The median age of patients was 61 years, 88% identified as White, and the median prostate-specific antigen (PSA) was 6.8 ng/mL. “Given estimates of 10,000 transgender women in the US Department of Veterans Affairs, 33 cases per year would be expected. Instead, only about 14 per year were observed,” the researchers wrote. “Lower rates may stem from less PSA screening owing to barriers including lack of prostate cancer risk awareness or stigma, the suppressive effects of estrogen on prostate cancer development, or prostate cancers being missed in transgender women because of misinterpretation of ‘normal’ PSA levels among those receiving gender-affirming hormone therapies.”

In the presentation, Nik-Ahd said, “PSA density, which is a marker of prostate cancer aggressiveness, was highest in transgender women who were actively on estrogen.”

She noted, “the existing thyrotropin reference ranges, which is what we use to interpret PSA values, are all based on data from cisgender men.” The ranges would be expected to be far lower in transgender women who are taking estrogen, potentially throwing off screening tests, she said, and “ultimately missing clinically significant prostate cancer.”

In the larger picture, there are no specific guidelines about PSA screening in transgender women, she said. 
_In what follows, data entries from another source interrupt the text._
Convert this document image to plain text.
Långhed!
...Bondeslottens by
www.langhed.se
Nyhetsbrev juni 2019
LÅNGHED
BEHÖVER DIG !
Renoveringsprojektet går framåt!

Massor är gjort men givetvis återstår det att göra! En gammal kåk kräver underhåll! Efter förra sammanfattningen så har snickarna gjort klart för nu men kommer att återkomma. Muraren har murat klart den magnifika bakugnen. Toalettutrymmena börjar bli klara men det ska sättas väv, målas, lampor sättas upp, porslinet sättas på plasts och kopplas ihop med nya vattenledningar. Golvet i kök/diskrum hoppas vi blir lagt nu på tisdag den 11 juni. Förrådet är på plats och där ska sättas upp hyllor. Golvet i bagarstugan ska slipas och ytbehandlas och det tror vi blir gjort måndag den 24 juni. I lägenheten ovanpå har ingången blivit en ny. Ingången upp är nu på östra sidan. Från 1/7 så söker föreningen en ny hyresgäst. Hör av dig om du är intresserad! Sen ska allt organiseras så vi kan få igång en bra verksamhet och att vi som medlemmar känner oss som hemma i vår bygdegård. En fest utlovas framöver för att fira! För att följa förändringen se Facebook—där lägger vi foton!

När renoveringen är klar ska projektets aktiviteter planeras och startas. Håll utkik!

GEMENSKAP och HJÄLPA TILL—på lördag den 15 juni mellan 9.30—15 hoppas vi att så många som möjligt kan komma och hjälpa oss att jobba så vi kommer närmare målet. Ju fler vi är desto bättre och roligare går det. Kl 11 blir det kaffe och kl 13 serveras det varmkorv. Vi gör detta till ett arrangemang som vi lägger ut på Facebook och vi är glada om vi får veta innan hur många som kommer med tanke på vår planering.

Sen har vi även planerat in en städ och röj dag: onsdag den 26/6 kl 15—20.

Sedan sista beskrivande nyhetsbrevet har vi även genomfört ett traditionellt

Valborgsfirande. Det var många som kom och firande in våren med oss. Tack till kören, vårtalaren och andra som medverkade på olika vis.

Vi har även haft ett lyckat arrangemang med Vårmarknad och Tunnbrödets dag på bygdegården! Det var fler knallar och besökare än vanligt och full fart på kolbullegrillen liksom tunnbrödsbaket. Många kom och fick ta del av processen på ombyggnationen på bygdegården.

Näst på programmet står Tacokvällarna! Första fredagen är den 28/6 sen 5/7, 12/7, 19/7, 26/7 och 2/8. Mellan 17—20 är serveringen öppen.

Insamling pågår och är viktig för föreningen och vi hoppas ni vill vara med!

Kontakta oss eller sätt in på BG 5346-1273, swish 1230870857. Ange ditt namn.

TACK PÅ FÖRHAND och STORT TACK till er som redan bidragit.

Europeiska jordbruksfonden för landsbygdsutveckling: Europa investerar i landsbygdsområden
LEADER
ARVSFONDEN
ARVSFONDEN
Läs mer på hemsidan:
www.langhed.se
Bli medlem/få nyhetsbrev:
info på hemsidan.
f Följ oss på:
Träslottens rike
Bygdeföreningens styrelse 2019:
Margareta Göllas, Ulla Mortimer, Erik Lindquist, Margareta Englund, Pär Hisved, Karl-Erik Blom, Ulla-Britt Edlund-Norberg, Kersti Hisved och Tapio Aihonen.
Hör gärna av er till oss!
A recent study published in JAMA by Nik-Ahd and colleagues examined PSA levels in 210 transgender women (mean age 60 years) treated within the VHA from 2000 to 2023. All were aged 40 to 80 years, had received estrogen for at least 6 months (mean duration 4.7 years), and didn’t have prostate cancer diagnoses.

“Median (IQR) PSA was 0.02 (0-0.2) ng/mL and the 95th percentile value was 0.6 ng/mL,” the report found. “PSAs were undetectable in 36% of patients (23% and 49% of PSAs in patients without and with orchiectomy, respectively).”

The researchers write that “the historic cut point of 4 ng/mL, often used as a threshold for further evaluation, is likely far too high a threshold for this population.”

Nik-Ahd noted, “clinicians should interpret PSA values in transgender women on estrogen with extreme caution. In this population, normal might actually not be normal, and a value that is considered normal might be very abnormal for somebody who is on estrogen. If you're unsure of whether a PSA value is appropriate for a transgender woman on estrogen, refer that patient to a urologist so they can undergo further evaluation.”

 

Farnoosh Nik-Ahd discloses consulting for Janssen.